Magnetic Resonance Imaging Measurement of Transmission of Arterial Pulsation to the Brain on Propranolol Versus Amlodipine

Abstract

Background and purpose: Cerebral arterial pulsatility is associated with leukoaraiosis and depends on central arterial pulsatility and arterial stiffness. The effect of antihypertensive drugs on transmission of central arterial pulsatility to the cerebral circulation is unknown, partly because of limited methods of assessment.

Methods: In a technique-development pilot study, 10 healthy volunteers were randomized to crossover treatment with amlodipine and propranolol. At baseline and on each drug, we assessed aortic (Sphygmocor) and middle cerebral artery pulsatility (TCDtranscranial ultrasound). We also performed whole-brain, 3-tesla multiband blood-oxygen level dependent magnetic resonance imaging (multiband factor 6, repetition time=0.43s), concurrent with a novel method of continuous noninvasive blood pressure monitoring. Drug effects on relationships between cardiac cycle variation in blood pressure and blood-oxygen level dependent imaging were determined (fMRI Expert Analysis Tool, fMRIB Software Library [FEAT-FSL]).
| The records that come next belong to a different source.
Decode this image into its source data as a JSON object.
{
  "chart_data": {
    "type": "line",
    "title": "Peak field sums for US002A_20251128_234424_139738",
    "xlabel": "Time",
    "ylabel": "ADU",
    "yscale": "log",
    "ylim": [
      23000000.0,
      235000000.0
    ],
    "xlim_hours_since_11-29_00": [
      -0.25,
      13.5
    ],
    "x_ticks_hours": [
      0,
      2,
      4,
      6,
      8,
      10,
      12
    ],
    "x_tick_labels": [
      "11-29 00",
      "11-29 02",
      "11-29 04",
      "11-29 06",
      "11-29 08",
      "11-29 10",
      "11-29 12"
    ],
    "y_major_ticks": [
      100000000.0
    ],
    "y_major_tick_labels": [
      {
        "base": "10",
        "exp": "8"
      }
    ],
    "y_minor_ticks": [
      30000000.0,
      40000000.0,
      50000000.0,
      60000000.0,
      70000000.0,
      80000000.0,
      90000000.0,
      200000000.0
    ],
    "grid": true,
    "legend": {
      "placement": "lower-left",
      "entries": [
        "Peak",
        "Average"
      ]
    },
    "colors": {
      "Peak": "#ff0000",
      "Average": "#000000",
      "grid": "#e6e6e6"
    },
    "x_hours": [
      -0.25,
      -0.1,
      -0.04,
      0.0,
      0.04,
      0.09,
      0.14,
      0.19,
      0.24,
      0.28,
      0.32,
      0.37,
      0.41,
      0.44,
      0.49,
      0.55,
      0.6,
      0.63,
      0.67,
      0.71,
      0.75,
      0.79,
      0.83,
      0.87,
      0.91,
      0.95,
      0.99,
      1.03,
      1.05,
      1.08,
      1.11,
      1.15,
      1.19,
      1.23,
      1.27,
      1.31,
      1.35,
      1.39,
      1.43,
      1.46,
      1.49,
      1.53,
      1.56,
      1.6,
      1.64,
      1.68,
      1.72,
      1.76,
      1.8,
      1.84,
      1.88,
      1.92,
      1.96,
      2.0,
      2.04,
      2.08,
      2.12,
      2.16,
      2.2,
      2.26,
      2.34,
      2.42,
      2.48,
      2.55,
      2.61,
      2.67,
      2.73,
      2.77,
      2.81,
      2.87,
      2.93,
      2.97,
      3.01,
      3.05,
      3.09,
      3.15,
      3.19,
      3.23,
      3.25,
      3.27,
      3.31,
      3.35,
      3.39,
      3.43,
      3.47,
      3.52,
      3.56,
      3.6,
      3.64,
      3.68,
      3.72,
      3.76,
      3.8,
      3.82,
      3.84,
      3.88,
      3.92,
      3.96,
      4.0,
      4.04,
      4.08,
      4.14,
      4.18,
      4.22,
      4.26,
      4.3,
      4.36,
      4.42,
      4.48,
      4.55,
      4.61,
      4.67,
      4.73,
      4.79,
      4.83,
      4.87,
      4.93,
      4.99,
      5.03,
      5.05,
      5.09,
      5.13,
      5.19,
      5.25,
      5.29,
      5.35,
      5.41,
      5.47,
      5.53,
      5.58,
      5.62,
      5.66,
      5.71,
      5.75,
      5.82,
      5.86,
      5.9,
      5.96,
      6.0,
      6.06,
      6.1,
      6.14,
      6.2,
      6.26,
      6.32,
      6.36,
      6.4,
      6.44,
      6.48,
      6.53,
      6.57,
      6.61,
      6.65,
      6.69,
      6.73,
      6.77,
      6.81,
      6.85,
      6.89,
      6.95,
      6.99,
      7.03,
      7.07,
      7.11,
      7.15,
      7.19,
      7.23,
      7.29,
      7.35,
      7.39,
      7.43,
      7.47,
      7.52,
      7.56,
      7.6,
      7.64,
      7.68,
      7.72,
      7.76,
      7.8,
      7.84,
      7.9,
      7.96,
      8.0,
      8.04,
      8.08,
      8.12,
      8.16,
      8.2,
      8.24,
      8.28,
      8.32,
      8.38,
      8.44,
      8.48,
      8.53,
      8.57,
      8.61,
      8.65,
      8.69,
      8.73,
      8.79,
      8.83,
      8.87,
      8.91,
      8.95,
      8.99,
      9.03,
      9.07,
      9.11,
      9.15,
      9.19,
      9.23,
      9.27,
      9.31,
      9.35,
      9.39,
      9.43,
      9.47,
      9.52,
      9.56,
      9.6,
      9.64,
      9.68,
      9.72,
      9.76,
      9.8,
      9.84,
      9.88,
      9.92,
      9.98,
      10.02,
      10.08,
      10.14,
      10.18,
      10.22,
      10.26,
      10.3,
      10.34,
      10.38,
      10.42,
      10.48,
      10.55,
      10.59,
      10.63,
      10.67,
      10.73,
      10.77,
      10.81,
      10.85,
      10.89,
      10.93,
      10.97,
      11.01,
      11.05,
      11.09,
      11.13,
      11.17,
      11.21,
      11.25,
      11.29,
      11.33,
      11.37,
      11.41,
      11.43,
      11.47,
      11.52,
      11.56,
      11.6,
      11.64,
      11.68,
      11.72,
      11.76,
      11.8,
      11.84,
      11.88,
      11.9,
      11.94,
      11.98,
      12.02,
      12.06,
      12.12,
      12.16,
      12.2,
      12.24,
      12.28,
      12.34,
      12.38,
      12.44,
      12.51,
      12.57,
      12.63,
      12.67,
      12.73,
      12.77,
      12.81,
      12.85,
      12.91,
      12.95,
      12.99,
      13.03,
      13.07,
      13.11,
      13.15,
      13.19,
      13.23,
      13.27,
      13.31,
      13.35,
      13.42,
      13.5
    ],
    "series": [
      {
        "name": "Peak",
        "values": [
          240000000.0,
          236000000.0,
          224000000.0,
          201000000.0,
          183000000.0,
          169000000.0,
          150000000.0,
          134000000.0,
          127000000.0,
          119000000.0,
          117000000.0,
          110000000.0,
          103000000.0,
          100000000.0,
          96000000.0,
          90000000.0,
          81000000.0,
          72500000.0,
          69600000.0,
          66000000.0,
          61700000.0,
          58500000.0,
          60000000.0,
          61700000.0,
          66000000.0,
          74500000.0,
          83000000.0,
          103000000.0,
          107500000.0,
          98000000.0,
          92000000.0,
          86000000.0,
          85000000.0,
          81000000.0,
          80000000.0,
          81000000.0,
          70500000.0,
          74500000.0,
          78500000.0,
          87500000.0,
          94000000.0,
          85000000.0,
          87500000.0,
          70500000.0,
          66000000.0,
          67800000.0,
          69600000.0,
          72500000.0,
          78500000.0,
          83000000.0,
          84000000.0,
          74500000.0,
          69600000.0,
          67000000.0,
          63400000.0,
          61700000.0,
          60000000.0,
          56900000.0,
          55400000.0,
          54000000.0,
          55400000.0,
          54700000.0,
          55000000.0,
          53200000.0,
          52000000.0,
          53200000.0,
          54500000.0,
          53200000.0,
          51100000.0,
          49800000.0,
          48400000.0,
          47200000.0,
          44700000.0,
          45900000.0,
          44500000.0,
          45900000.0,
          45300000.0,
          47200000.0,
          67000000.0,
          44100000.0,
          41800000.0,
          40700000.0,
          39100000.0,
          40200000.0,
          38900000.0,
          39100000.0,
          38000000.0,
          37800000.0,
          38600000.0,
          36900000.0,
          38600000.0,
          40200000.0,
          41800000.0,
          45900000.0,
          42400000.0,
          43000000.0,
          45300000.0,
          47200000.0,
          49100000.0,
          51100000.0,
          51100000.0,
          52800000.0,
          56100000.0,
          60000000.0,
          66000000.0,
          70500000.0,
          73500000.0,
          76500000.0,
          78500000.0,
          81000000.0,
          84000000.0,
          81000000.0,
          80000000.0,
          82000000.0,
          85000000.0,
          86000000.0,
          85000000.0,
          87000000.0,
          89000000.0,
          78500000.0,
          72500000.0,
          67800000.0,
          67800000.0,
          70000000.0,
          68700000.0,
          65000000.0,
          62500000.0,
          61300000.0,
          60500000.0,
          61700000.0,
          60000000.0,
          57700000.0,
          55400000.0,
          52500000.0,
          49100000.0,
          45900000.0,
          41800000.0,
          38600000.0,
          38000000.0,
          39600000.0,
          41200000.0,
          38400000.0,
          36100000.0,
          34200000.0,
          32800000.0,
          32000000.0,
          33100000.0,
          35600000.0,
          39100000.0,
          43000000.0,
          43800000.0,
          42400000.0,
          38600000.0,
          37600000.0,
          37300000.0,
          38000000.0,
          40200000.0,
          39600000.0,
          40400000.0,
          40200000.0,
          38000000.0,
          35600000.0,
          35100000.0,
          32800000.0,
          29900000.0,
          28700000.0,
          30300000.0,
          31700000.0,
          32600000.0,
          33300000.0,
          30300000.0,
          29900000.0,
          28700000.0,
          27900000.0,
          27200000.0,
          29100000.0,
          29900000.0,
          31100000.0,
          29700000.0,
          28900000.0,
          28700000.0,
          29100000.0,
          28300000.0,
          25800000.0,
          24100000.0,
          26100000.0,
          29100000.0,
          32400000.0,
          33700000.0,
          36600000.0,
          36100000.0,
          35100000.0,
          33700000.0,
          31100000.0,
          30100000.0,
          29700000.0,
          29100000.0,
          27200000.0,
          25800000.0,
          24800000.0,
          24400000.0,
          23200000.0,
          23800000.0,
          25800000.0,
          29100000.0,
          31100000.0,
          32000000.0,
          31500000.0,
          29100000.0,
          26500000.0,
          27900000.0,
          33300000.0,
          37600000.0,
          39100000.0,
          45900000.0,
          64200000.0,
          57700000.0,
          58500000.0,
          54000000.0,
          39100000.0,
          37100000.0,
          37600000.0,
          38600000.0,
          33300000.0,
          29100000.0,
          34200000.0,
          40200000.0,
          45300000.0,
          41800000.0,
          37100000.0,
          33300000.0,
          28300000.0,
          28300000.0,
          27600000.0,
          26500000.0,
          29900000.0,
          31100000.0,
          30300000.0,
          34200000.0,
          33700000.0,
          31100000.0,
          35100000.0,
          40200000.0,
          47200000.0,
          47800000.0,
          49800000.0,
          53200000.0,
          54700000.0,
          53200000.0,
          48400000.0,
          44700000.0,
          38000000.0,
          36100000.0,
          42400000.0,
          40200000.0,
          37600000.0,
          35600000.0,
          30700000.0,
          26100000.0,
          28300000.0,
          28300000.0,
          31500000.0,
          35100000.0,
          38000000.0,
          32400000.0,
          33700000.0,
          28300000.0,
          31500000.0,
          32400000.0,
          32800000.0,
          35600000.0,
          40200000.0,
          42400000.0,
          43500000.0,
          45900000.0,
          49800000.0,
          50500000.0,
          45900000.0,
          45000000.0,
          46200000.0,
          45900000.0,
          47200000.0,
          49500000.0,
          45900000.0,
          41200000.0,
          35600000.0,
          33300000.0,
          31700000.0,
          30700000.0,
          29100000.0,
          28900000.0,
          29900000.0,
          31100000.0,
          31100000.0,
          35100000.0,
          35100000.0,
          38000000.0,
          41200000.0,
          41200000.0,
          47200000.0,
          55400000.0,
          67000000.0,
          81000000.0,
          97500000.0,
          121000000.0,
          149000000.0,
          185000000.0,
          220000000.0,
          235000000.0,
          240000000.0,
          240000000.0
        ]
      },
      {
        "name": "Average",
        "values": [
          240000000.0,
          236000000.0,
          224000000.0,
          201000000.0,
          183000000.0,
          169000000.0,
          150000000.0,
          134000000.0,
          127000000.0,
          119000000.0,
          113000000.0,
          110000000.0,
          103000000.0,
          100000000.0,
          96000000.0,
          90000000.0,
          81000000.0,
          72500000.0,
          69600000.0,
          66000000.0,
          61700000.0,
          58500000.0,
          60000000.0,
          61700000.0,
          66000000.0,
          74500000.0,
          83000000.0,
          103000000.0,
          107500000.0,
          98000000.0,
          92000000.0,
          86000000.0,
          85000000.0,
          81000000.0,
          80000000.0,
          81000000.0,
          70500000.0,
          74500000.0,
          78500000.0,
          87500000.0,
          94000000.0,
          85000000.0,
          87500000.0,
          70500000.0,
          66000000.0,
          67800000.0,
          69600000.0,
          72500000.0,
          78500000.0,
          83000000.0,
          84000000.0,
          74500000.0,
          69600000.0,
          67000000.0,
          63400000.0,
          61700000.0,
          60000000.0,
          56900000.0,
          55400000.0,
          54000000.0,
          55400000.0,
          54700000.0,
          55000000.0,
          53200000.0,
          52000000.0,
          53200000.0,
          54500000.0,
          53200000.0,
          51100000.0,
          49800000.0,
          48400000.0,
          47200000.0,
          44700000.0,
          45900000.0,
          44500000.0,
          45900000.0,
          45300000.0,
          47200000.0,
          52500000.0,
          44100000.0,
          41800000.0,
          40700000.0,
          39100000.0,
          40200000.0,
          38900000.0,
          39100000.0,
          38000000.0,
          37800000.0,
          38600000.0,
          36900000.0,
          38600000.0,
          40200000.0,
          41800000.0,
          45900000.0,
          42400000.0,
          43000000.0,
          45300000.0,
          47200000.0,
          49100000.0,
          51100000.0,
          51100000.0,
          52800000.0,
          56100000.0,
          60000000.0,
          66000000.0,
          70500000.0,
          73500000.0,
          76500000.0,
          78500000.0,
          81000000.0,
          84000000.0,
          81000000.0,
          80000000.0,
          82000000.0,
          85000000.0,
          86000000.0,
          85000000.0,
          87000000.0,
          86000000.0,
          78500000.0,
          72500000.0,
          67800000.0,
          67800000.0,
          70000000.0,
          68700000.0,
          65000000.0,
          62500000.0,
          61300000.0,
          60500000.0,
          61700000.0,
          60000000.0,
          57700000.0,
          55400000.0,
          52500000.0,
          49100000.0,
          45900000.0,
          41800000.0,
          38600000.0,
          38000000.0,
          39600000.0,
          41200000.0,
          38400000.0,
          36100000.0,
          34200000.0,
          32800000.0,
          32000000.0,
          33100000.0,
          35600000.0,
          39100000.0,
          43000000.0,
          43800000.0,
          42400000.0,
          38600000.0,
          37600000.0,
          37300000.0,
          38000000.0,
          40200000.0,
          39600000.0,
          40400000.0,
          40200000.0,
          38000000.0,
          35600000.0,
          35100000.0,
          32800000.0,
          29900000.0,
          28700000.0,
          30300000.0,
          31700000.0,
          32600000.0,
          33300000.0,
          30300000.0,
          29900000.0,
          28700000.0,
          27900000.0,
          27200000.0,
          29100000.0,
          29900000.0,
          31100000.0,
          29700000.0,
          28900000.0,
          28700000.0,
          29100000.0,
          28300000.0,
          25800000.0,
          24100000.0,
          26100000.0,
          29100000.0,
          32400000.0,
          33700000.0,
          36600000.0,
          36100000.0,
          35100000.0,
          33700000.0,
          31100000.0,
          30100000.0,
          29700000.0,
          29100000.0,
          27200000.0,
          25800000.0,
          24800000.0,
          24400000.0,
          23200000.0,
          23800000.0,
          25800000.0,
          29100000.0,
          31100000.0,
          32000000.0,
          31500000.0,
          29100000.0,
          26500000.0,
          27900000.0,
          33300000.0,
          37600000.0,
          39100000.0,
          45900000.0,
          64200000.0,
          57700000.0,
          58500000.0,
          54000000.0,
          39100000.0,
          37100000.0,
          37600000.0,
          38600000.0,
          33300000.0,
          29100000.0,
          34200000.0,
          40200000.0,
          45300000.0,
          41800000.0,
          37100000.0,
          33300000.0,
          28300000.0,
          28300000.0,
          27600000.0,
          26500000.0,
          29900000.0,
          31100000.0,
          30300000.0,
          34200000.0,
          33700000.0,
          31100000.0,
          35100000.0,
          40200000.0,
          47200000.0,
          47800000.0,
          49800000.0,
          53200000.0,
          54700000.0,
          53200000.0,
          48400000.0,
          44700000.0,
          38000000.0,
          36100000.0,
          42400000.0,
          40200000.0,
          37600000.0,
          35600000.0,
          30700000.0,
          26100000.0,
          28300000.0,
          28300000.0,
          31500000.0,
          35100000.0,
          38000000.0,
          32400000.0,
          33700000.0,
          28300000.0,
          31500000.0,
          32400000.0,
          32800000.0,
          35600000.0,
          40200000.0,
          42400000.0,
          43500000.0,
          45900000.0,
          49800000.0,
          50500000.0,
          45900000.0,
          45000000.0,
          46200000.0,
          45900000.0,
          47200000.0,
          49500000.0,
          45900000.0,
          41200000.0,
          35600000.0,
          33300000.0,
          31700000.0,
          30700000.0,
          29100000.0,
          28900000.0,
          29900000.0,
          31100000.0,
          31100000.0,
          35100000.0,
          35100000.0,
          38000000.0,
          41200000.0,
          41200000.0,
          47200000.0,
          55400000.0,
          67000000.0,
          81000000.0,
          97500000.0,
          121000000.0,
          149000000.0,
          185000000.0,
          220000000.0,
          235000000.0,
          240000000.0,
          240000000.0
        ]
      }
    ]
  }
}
Results: Aortic pulsatility was similar on amlodipine (27.3 mm Hg) and propranolol (27.9 mm Hg, P diff=0.33), while MCA pulsatility increased nonsignificantly more from baseline on propranolol (+6%; P=0.09) than amlodipine (+1.5%; P=0.58). On magnetic resonance imaging, cardiac frequency blood pressure variations were found to be significantly more strongly associated with blood-oxygen level dependent imaging on propranolol than amlodipine.

Conclusions: We piloted a novel method of assessment of arterial pulsatility with concurrent high-frequency blood-oxygen level dependent magnetic resonance imaging and noninvasive blood pressure monitoring. This method was able to identify greater transmission of aortic pulsation on propranolol than amlodipine, which warrants further investigation.

Keywords: MRI; amlodipine; blood pressure; central arterial pulsatility; stroke.

Figure 1. Methodology.

A) Brachial BP cuffs on each arm are sequentially inflated to ~10mmHg above DBP (balancing comfort and optimisation of the waveform) via semi-rigid plastic tubing. The two transduced waveforms are high-pass filtered (>0.04Hz), calibrated to contralateral oscillometric BPs in the non-monitored arm, weighted with a triangular-window during overlaps and summed. B) Examples of BP and BOLD voxel time series, showing arterial pulsations in ventricles and grey matter.

Figure 2. Associations between multiband BOLD signal and peripheral arterial pulsation.

A) Coherence map and cardiac cycle-averaged BOLD responses. B-D) Z-statistics from general linear modelling are shown for Amlodipine, Propranolol and for voxels with stronger associations (corrected cluster p<0.05) on propranolol versus amlodipine respectively.